Was ist Krankheit? Was ist Gesundheit?
Krankheit – ein Schicksalsschlag oder eine unvermeidliche Begleiterscheinung des Lebens? Gesundheit – ein Idealzustand oder einfach die Abwesenheit von Krankheit? Diese Fragen sind nicht nur medizinisch, sondern auch philosophisch von grosser Bedeutung.
Krankheit ist im medizinischen Sinne eine Fehlfunktion des Körpers, die zu Symptomen und Beeinträchtigungen führt. Doch die Wahrnehmung von Krankheit ist äusserst unterschiedlich. Manche betrachten sie als Strafe oder Unglück, andere sehen sie als normalen Bestandteil des Lebens. Die moderne Medizin kann viel zur Behandlung von Krankheiten beitragen, doch sie kann nicht verhindern, dass Menschen erkranken – denn kein Mensch stirbt gesund!

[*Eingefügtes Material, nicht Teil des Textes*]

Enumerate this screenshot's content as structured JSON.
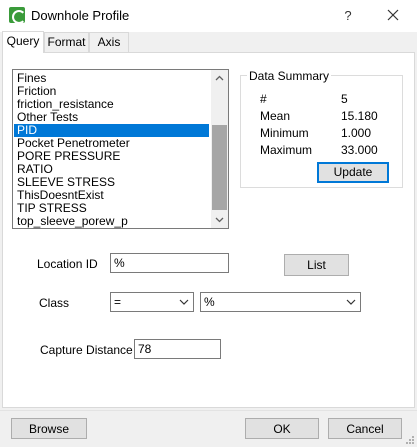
{
  "window": {
    "title": "Downhole Profile",
    "help": "?",
    "close": "✕"
  },
  "tabs": [
    {
      "label": "Query",
      "active": true
    },
    {
      "label": "Format",
      "active": false
    },
    {
      "label": "Axis",
      "active": false
    }
  ],
  "list": {
    "items": [
      "Fines",
      "Friction",
      "friction_resistance",
      "Other Tests",
      "PID",
      "Pocket Penetrometer",
      "PORE PRESSURE",
      "RATIO",
      "SLEEVE STRESS",
      "ThisDoesntExist",
      "TIP STRESS",
      "top_sleeve_porew_p"
    ],
    "selected_index": 4
  },
  "data_summary": {
    "title": "Data Summary",
    "rows": [
      {
        "label": "#",
        "value": "5"
      },
      {
        "label": "Mean",
        "value": "15.180"
      },
      {
        "label": "Minimum",
        "value": "1.000"
      },
      {
        "label": "Maximum",
        "value": "33.000"
      }
    ],
    "update_label": "Update"
  },
  "form": {
    "location_label": "Location ID",
    "location_value": "%",
    "list_button": "List",
    "class_label": "Class",
    "class_operator": "=",
    "class_value": "%",
    "capture_label": "Capture Distance",
    "capture_value": "78"
  },
  "footer": {
    "browse": "Browse",
    "ok": "OK",
    "cancel": "Cancel"
  },
  "colors": {
    "selection": "#0078d7",
    "accent": "#0078d7",
    "icon_green": "#3a9b3a"
  }
}
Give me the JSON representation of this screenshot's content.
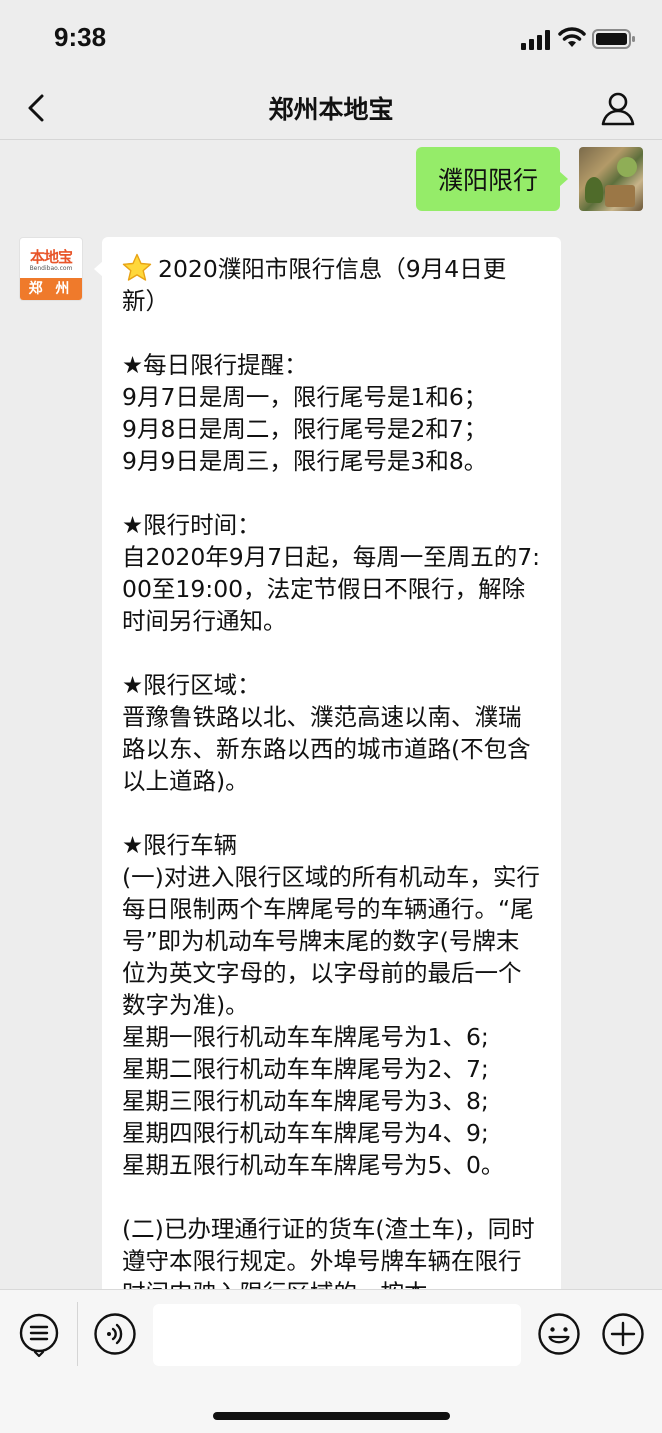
{
  "status_bar": {
    "time": "9:38"
  },
  "nav": {
    "title": "郑州本地宝"
  },
  "messages": {
    "user_text": "濮阳限行",
    "bot_avatar": {
      "logo": "本地宝",
      "url": "Bendibao.com",
      "city": "郑 州"
    },
    "bot_text": "2020濮阳市限行信息（9月4日更新）\n\n★每日限行提醒：\n9月7日是周一，限行尾号是1和6；\n9月8日是周二，限行尾号是2和7；\n9月9日是周三，限行尾号是3和8。\n\n★限行时间：\n自2020年9月7日起，每周一至周五的7: 00至19:00，法定节假日不限行，解除时间另行通知。\n\n★限行区域：\n晋豫鲁铁路以北、濮范高速以南、濮瑞路以东、新东路以西的城市道路(不包含以上道路)。\n\n★限行车辆\n(一)对进入限行区域的所有机动车，实行每日限制两个车牌尾号的车辆通行。“尾号”即为机动车号牌末尾的数字(号牌末位为英文字母的，以字母前的最后一个数字为准)。\n星期一限行机动车车牌尾号为1、6;\n星期二限行机动车车牌尾号为2、7;\n星期三限行机动车车牌尾号为3、8;\n星期四限行机动车车牌尾号为4、9;\n星期五限行机动车车牌尾号为5、0。\n\n(二)已办理通行证的货车(渣土车)，同时遵守本限行规定。外埠号牌车辆在限行时间内驶入限行区域的，按本"
  },
  "input": {
    "value": "",
    "placeholder": ""
  },
  "icons": {
    "back": "chevron-left-icon",
    "profile": "person-icon",
    "menu": "menu-list-icon",
    "voice": "voice-icon",
    "emoji": "smiley-icon",
    "plus": "plus-icon",
    "star": "star-emoji"
  },
  "colors": {
    "user_bubble": "#95ec69",
    "background": "#ededed",
    "logo_orange": "#ef7a2b"
  }
}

Eine Landwirtin im Notfalldienst reagiert ganz erstaunt, als ich bei ihr die Diagnose einer entzündlichen Rheumaerkrankung stelle, weil sie aus ihrer Sicht immer richtig gelebt habe und nur Gemüse aus ihrem Garten gegessen hat. Diese Denkweise ist weit verbreitet: Wer gesund lebt, bleibt gesund. Doch Krankheit ist nicht immer eine Folge von Lebensstil oder Umweltfaktoren – oft sind genetische oder unvorhersehbare Einflüsse die Ursache. Auch wenn eine gesunde Lebensweise das Risiko vieler Erkrankungen senkt, kann sie sie nicht vollständig verhindern.
Die Weltgesundheitsorganisation WHO formulierte 1946, dass Gesundheit ein Zustand „vollständigen körperlichen, geistigen und sozialen Wohlbefindens“ sei – eine Definition, die als utopisch kritisiert wurde. Wenn Gesundheit so umfassend verstanden wird, sind nur wenige Menschen wirklich gesund. Gerade in einer Welt, in der viele mit wirtschaftlichen, sozialen oder psychischen Belastungen kämpfen, erscheint ein solcher Idealzustand unerreichbar.
In der medizinischen Praxis zeigt sich, dass Gesundheit relativ und subjektiv ist. Viele Menschen mit chronischen Krankheiten oder Behinderungen haben eine hohe Lebensqualität, auch wenn sie objektiv „krank“ sind. Was bedeutet das für unser Verständnis von Gesundheit? Müssen wir es dynamischer definieren? Besonders bei psychischen Erkrankungen zeigt sich, dass die Grenze zwischen „gesund“ und „krank“ oft verschwimmt. Unsere Gesellschaft misst Gesundheit oft an Leistungsfähigkeit und Produktivität – doch ist das wirklich die richtige Perspektive?
Krankheit und Gesundheit sind keine absoluten Gegensätze. Sie sind Bestandteile des Lebens, die sich gegenseitig bedingen. Wir müssen akzeptieren, dass unser Körper nicht perfekt ist und Krankheiten zum Leben gehören. Wer dies anerkennt, kann mit ihnen besser umgehen – und vielleicht ein erfüllteres Leben führen, trotz oder gerade wegen dieser Erfahrungen.
Dr. med. Giovanni Fantacci, Facharzt für Allgemeine Innere Medizin mit Hausarztpraxis in Niederhasli.